Narcotráfico, gasolina de la guerra

Narcotráfico, gasolina de la guerra

Lo que se requiere es remover las situaciones que entorpecen los desarrollos del proceso en curso.

23 de agosto 2019 , 08:11 p.m.

Como la agenda de las negociaciones advirtió que “para construir la paz es necesario encontrar una solución definitiva al problema de las drogas ilícitas”, el Acuerdo Final adoptó decisiones que desarrollaron ideas y propuestas de las Farc. Decidió que el narcotráfico era conexo con los delitos políticos cometidos por los rebeldes, sus familiares y terceras personas, no miembros de la guerrilla, y dispuso que quienes hubiesen narcotraficado por razones políticas serían amnistiados o indultados y no extraditados.

También decidió priorizar la sustitución voluntaria de los cultivos ilícitos y suspender su aspersión aérea. Urgía ordenarlo así porque “la paz no será sostenible mientras existan cultivos de coca”, según Rafael Pardo, quien dirigió el Programa Presidencial de Sustitución de Cultivos Ilícitos (Pinis), cuyos resultados fueron perversos, como lo reconoció el Gobierno. “Se ha dicho que el aumento de los cultivos en los últimos años obedece a la supresión de la aspersión aérea (...) Puede que así sea en parte, pero el grueso de ese aumento se debe, y asumo la responsabilidad por ello, al estímulo que produjo el beneficio económico ofrecido a quienes los sustituyesen” (presidente Santos). “Los campesinos y cultivadores aumentaron la siembra e involucraron más áreas para acceder a los recursos que el Estado prometió otorgar” (canciller María Ángela Holguín).

Amnistía, indulto, no extradición, prelación de la sustitución voluntaria y suspensión de la aspersión aérea contribuyeron al crecimiento exponencial de los cultivos y producción de cocaína

Amnistía, indulto, no extradición, prelación de la sustitución voluntaria y suspensión de la aspersión aérea contribuyeron al crecimiento exponencial de los cultivos y la producción de cocaína, y a que el condenable asesinato de los líderes sociales amenace la seguridad nacional. Así lo consideran calificados analistas y autoridades como Naciones Unidas, la Fiscalía y la Defensoría del Pueblo. Aumentaron tanto los cultivos de coca que llegaron a ocupar más de 200.000 hectáreas, tendencia que afortunadamente se invirtió: “Es la primera vez en cinco años que hay una reducción” de dichas hectáreas. También se ha castigado la producción de cocaína.

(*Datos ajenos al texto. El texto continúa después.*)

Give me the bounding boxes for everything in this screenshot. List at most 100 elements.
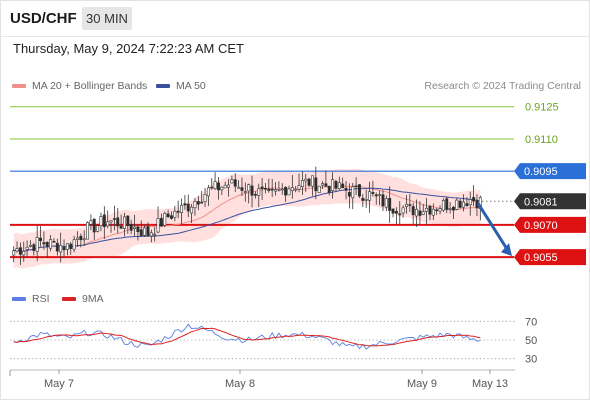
candle-body [290,187,294,191]
candle-body [45,242,49,247]
legend-rsi-label: RSI [32,293,50,305]
candle-body [247,184,251,192]
candle-body [472,197,476,202]
candle-body [92,218,96,233]
candle-body [133,226,137,229]
candle-body [374,194,378,197]
candle-body [465,203,469,207]
candle-body [451,206,455,211]
projection-arrow-head [501,243,512,257]
candle-body [280,188,284,191]
price-tag-label: 0.9095 [524,166,558,178]
candle-body [99,216,103,227]
chart-header: USD/CHF 30 MIN [0,0,590,36]
candle-body [368,191,372,201]
candle-body [327,185,331,193]
candle-body [102,214,106,227]
candle-body [203,194,207,202]
candle-body [270,188,274,191]
timeframe-button[interactable]: 30 MIN [82,7,132,30]
candle-body [143,227,147,236]
candle-body [146,226,150,237]
candle-body [183,203,187,206]
candle-body [55,242,59,252]
candle-body [435,209,439,212]
price-tag-label: 0.9055 [524,252,558,264]
candle-body [116,217,120,227]
legend-ma9-label: 9MA [82,293,104,305]
candle-body [394,211,398,214]
candle-body [136,226,140,233]
candle-body [227,184,231,188]
candle-body [411,206,415,216]
candle-body [263,187,267,190]
candle-body [274,189,278,192]
candle-body [25,246,29,250]
legend-ma50: MA 50 [156,80,206,92]
candle-body [381,194,385,207]
candle-body [428,205,432,215]
candle-body [448,208,452,210]
candle-body [297,185,301,190]
candle-body [391,208,395,214]
price-tag [514,193,586,210]
candle-body [441,200,445,211]
candle-body [344,187,348,191]
candle-body [243,191,247,193]
candle-body [337,182,341,190]
candle-body [206,187,210,197]
candle-body [156,218,160,233]
legend-ma20-label: MA 20 + Bollinger Bands [32,80,148,92]
price-tag-label: 0.9070 [524,220,558,232]
x-tick-label: May 9 [407,378,437,390]
candle-body [190,206,194,214]
candle-body [159,217,163,227]
candle-body [28,244,32,247]
bollinger-band-area [13,168,481,269]
candle-body [431,208,435,216]
candle-body [18,247,22,255]
candle-body [401,207,405,214]
candle-body [445,198,449,210]
candle-body [361,197,365,201]
candle-body [69,243,73,249]
rsi-ma9-line [13,327,481,347]
candle-body [89,220,93,225]
price-level-label: 0.9125 [525,102,559,114]
candle-body [173,210,177,218]
ma50-line [13,187,481,252]
legend-ma50-label: MA 50 [176,80,206,92]
ma20-swatch [12,84,26,88]
candle-body [186,203,190,212]
research-credit: Research © 2024 Trading Central [424,80,581,92]
price-tag [514,216,586,233]
candle-body [321,183,325,186]
candle-body [106,221,110,227]
candle-body [300,180,304,188]
candle-body [398,213,402,216]
candle-body [220,186,224,191]
candle-body [378,194,382,196]
candle-body [139,229,143,237]
x-tick-label: May 8 [225,378,255,390]
candle-body [317,185,321,193]
candle-body [230,179,234,184]
ma20-line [13,185,481,252]
candle-body [304,178,308,182]
candle-body [112,218,116,220]
candle-body [421,211,425,215]
candle-body [122,216,126,229]
ma50-swatch [156,84,170,88]
candle-body [287,188,291,196]
header-divider [0,36,590,37]
candle-body [109,220,113,223]
candle-body [210,186,214,189]
candle-body [163,213,167,226]
candle-body [294,188,298,191]
candle-body [49,239,53,249]
candle-body [324,183,328,187]
candle-body [35,237,39,252]
candle-body [32,244,36,251]
candle-body [59,245,63,253]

Además, “las economías ilícitas, que incluyen las drogas y la minería ilegal, son una amenaza para el proceso de paz... el 80 por ciento de los desplazamientos y los homicidios ocurridos en 2018 en el marco del conflicto ocurrieron en municipios afectados con cultivos ilegales... y el 98 por ciento de los asesinatos de líderes sociales se localizan en zonas donde existen tales cultivos y sus cadenas de procesamiento”. Por eso, los mayores responsables de los referidos asesinatos “son grupos organizados armados que persiguen poder territorial para controlar los corredores del narcotráfico”.

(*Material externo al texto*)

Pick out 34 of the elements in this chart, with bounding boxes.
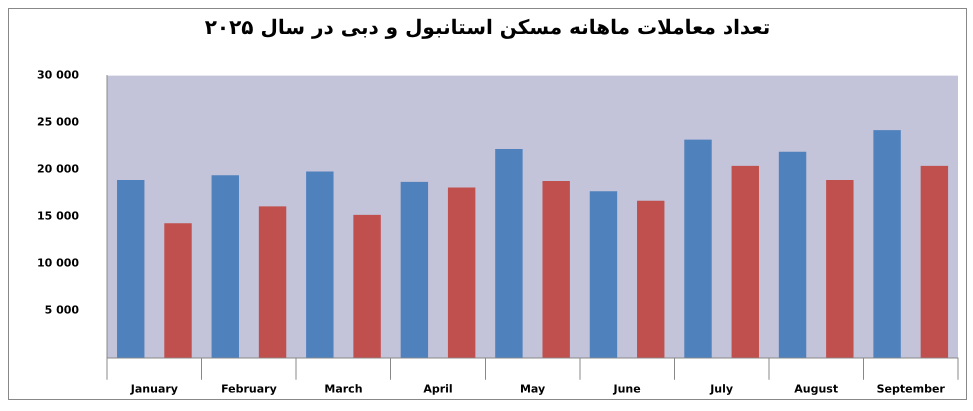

El capítulo del acuerdo aquí resumido constituye, igualmente, mensaje equivocado al mundo del narcotráfico. Es válido suponer que quienes están o esperan llegar a él también piensen que si a las Farc y sus allegados les dieron tantas ventajas, a ellos algún día les otorgarán un tratamiento comparable, aunque sean miembros de estructuras criminales que declaren pertenecer a organizaciones políticas. Tiene razón, por ello, la Delegación de la Cruz Roja en Colombia cuando afirma que “la cocaína es la gasolina de la guerra” y cuenta que un negociador en La Habana dijo: “Si no logramos solucionar el problema de las drogas, todo esto fue muy poco útil”, reflexión pertinente, porque la paz no se logra diciendo que lo pactado es intocable e inmodificable, pues lo que se requiere es identificar y remover las situaciones que entorpecen los desarrollos del proceso en curso y las que pueda haber más adelante, como lo acaba de hacer el Congreso, que, a solicitud del gobierno Duque, dispuso que nunca más el narcotráfico sea considerado conexo con el delito político (acto legislativo 02 de 2019).